What light schedule should I follow for the grow light, and what if my room is already bright?

Follow the kit’s manual for timer duration and intensity, but ambient brightness still matters. If your room gets strong indirect daylight, you may still need the kit’s light timer for consistent results. If mushrooms are growing tall with small caps, increase light exposure within the manual’s allowable range rather than adding more mist.

Can I move or rotate the kit to improve lighting or access during harvest prep?

Avoid moving during fruiting in the Mondotub since disturbing the system can disrupt development. For bag kits, minimize openings and handling once pins appear. If you must reposition for convenience, do it briefly and keep temperature and humidity stable afterward.

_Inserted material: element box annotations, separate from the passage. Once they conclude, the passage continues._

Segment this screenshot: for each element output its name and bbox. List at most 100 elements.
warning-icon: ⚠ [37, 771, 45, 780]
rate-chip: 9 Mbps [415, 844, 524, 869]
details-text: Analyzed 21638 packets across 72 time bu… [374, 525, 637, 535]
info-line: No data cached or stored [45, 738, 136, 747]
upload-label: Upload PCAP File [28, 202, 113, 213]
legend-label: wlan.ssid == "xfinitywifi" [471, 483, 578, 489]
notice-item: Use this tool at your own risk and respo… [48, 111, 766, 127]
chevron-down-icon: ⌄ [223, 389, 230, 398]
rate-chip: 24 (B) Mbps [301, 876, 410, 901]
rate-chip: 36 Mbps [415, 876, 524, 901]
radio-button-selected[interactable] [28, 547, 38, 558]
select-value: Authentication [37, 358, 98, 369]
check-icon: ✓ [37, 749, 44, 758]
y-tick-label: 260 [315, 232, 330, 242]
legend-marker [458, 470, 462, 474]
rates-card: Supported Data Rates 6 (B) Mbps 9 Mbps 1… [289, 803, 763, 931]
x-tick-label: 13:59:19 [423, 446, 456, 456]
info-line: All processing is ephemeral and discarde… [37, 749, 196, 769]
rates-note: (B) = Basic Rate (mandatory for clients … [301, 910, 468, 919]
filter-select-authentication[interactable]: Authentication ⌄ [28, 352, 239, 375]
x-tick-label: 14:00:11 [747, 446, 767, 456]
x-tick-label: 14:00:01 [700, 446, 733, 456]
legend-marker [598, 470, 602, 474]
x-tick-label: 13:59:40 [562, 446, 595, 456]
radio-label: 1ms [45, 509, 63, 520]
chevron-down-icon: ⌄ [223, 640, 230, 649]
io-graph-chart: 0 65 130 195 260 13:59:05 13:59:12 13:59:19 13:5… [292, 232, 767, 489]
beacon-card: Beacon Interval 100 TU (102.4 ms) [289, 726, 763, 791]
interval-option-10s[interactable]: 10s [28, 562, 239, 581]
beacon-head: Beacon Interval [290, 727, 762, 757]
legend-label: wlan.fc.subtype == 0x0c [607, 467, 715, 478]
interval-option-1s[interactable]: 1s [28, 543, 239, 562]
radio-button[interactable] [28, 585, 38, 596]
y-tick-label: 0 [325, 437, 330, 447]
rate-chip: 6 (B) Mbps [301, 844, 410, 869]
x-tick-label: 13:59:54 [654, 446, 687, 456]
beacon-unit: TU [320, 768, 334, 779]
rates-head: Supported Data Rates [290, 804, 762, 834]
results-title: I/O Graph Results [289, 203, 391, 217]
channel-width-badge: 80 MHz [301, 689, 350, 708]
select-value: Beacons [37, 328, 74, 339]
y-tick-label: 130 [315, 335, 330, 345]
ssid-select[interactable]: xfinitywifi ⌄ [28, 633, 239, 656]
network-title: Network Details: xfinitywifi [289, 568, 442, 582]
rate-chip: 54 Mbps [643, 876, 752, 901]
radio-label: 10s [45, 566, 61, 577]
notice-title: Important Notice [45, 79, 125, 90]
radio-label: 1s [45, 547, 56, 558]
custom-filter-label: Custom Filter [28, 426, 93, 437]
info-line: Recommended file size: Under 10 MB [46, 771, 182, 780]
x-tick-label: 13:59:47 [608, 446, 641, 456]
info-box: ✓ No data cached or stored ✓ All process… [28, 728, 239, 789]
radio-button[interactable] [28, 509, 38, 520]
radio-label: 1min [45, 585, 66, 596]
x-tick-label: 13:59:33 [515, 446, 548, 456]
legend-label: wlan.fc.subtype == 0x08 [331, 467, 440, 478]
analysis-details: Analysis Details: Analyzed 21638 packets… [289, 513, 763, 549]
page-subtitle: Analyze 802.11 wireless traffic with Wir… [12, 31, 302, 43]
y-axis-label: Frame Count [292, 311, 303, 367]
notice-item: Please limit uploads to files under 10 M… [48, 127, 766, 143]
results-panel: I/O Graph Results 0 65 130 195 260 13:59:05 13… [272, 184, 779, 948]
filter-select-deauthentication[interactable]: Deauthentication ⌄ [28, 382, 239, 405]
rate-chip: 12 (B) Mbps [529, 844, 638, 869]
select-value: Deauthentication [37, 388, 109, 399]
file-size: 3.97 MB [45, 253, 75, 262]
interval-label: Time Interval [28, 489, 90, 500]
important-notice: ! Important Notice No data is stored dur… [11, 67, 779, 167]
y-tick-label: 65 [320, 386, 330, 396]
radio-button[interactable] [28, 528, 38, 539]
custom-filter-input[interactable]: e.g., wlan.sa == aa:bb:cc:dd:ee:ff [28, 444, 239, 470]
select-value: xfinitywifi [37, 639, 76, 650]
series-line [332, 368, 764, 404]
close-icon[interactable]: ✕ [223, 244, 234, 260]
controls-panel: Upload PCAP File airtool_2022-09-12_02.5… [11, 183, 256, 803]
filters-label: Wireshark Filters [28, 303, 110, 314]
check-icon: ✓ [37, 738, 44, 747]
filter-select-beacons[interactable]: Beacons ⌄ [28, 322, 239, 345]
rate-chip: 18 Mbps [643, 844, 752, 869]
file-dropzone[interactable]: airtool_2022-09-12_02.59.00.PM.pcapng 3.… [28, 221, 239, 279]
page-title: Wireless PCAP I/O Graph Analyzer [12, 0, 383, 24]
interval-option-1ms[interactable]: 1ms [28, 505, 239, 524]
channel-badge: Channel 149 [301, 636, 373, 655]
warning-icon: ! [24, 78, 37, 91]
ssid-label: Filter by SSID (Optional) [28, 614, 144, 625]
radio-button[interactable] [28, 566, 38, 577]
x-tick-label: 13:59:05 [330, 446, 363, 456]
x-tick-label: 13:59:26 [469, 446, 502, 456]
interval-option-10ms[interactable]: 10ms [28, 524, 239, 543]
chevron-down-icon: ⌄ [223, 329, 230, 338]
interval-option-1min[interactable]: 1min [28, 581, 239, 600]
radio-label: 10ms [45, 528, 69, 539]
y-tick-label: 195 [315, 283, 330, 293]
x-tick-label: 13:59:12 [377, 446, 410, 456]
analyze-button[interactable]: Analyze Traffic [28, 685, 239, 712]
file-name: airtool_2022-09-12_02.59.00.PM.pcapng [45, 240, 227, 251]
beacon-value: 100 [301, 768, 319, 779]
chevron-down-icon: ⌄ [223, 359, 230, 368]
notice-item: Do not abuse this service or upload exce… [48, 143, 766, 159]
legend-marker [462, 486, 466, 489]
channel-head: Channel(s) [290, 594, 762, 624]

When I harvest, how do I prevent leftover stubs from causing contamination?

Twist gently at the base and remove the whole mushroom cleanly. Do not leave tall stubs, since they can become a moisture and contamination pocket. After harvesting, keep the kit sealed and follow the flush routine exactly, including disinfecting surfaces before resealing for a second flush.

Are filter patches in the Mondotub reusable between flushes, and what makes them unsafe to reuse?

They can be reused up to about three times if they stay clean and are not clogged or heavily coated with spores. If you see spore dust, smearing, or saturation that makes airflow uneven, replace them before the next flush to avoid cross-contamination and poor fresh-air exchange.

My second flush is weaker than the first. Is that always a problem?

Not always. Weak second flushes can happen due to how well the second flush was re-started and how stable conditions were. Ensure you fully follow the kit’s reseal and sanitation steps, wipe and disinfect the lid surface for bag-based kits, and avoid pushing a third flush if the manual recommends stopping for safety.

What should I do right after disposing of a contaminated kit?

Seal it in a bag, remove it from your growing area, and disinfect the workspace and any tools you used. Also wash your hands and forearms thoroughly before handling other kits. Let surfaces dry completely before starting a new kit to prevent residual spores or contamination from re-seeding.